The Florida Project depicts an America that rarely gets Hollywood screen time. It follows a young single mother, her 6-year-old daughter, and her daughter’s small group of adventurous friends living in cheap motels within shouting distance of the capitalistic metropolis that is Walt Disney World. (Walt Disney originally named the theme park the “Florida Project.”) Disney is a looming, unseen presence throughout the film, so physically close to these impoverished families but forever out of their reach.
The film, directed by the naturalistic indie filmmaker Sean Baker (whose 2015 film Tangerine, shot on an iPhone, was just as memorable), doesn’t have a plot in the traditional sense, but paints a lush, authentic portrait of these lives on the fringes of American society. Willem Dafoe is especially good as the frustrated, but compassionate manager of the “Magic Castle” motel, a man whom we learn little about apart from that he’s just doing his very best to get by.
But the success of Baker’s film rests almost entirely on one person: Brooklynn Prince, a name you’ve probably never heard before, unless you’re her parents. Prince, now 7 years old, plays Moonee, the 6-year-old Magic Castle resident whose eyes and ears serve as the viewer’s entry into this tragic world.
Meryl Streep needs to watch her back. Prince is incredible. She feels so uninhibitedly alive that about ten minutes into the film you forget you’re watching a movie and wonder how exactly you were dropped into the middle of a 6-year-old’s summer mischief.
Baker took pains to avoid the “young person, but an old soul” and “precocious” clichés in his young actors. He and casting director Carmen Cuba (who knows a thing or two about casting kids after Stranger Things) identified Prince at a local casting call in Orlando, but most of the other actors were found on the street. Baker found 6-year-old Valeria Cotto, who plays one of Moonee’s friends, at a Target.
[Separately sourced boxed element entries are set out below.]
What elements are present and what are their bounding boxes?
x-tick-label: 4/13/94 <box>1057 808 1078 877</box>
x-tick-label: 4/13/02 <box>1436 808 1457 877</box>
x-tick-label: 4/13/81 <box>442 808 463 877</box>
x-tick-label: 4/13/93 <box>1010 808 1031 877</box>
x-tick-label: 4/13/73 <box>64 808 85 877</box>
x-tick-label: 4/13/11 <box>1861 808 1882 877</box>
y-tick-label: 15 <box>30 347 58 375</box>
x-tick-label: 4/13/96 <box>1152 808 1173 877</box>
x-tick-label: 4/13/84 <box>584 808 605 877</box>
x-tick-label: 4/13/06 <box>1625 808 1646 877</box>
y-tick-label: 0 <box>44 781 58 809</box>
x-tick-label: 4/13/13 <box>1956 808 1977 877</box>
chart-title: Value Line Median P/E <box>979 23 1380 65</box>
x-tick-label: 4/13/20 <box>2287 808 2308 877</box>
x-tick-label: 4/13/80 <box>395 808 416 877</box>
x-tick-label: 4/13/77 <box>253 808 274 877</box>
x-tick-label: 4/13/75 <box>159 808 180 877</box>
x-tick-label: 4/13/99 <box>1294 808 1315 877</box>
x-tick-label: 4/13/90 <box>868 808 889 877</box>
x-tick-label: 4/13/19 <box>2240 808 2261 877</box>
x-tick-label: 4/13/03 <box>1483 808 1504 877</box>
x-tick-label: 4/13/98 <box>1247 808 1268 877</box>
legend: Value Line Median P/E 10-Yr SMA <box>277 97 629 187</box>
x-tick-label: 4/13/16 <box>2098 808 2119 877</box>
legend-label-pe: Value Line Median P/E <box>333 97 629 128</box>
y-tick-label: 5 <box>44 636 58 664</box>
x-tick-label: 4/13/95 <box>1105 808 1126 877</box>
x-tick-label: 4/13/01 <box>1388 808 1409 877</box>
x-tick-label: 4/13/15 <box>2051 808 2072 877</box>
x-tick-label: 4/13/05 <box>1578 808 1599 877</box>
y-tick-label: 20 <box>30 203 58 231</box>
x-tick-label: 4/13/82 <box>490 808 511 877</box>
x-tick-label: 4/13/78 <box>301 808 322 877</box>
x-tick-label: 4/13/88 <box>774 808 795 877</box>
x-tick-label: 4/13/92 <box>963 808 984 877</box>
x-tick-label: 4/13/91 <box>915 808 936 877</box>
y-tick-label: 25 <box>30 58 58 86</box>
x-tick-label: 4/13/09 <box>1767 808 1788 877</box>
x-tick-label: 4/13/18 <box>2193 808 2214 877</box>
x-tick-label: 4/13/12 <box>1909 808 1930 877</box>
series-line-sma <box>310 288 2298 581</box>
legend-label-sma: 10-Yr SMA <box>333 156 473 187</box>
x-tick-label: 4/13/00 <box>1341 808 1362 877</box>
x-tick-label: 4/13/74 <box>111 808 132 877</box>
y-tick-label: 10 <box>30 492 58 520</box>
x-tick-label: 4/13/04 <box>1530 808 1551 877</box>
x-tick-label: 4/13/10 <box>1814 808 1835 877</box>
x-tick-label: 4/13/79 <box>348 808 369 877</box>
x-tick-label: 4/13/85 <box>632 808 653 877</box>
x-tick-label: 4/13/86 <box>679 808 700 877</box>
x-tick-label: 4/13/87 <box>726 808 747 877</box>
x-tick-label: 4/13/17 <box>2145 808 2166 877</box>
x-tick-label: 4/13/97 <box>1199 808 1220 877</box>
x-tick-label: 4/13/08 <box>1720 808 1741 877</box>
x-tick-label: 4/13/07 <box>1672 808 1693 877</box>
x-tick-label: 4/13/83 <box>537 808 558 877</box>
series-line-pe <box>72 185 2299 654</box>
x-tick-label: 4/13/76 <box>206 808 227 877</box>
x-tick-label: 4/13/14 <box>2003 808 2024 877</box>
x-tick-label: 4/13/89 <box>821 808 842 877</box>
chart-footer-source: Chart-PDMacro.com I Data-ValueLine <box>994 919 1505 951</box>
He found Bria Vinaite, who is heartbreaking in her first role as Moonee’s 20-something mother, on Instagram.
“We’ve always had a very strong reaction to the kids you usually see in Hollywood films,” Baker told the Los Angeles Times. “It always feels fake; it always feels stilted. We wanted to do the opposite of that.”
Yet, Prince is still an intelligent and introspective actor giving a performance. She makes choices just as an actor of any age would—modulating her voice, subtly furrowing her brow, knowing how the camera moves. Toward the end of the film, in a devastating scene in which Moonee (and the audience) cries, Prince demonstrates what might be the youngest example of method acting in cinema history:
“I just imagined myself being in that situation—those kids going through that,” Prince said in an interview for the Toronto International Film Festival. “And that just touched my heart.”
The wonder of her performance is that despite all that technique, it doesn’t feel like a performance. Moonee is somehow relentlessly entertaining without ever, even in the slightest bit, coming across like a child mascot dreamed up solely for our amusement. That’s also a testament to Baker’s writing and loose, improvisational filmmaking process.
When the Oscar nominations are announced in January, Prince is a long shot, but she deserves one—which would make her the youngest acting nominee of all time. It’s a crowded field, filled with huge stars such as Streep, Emma Stone, Jennifer Lawrence, and Judi Dench. But just because Prince is still losing her baby teeth doesn’t mean she’s any less deserving of recognition.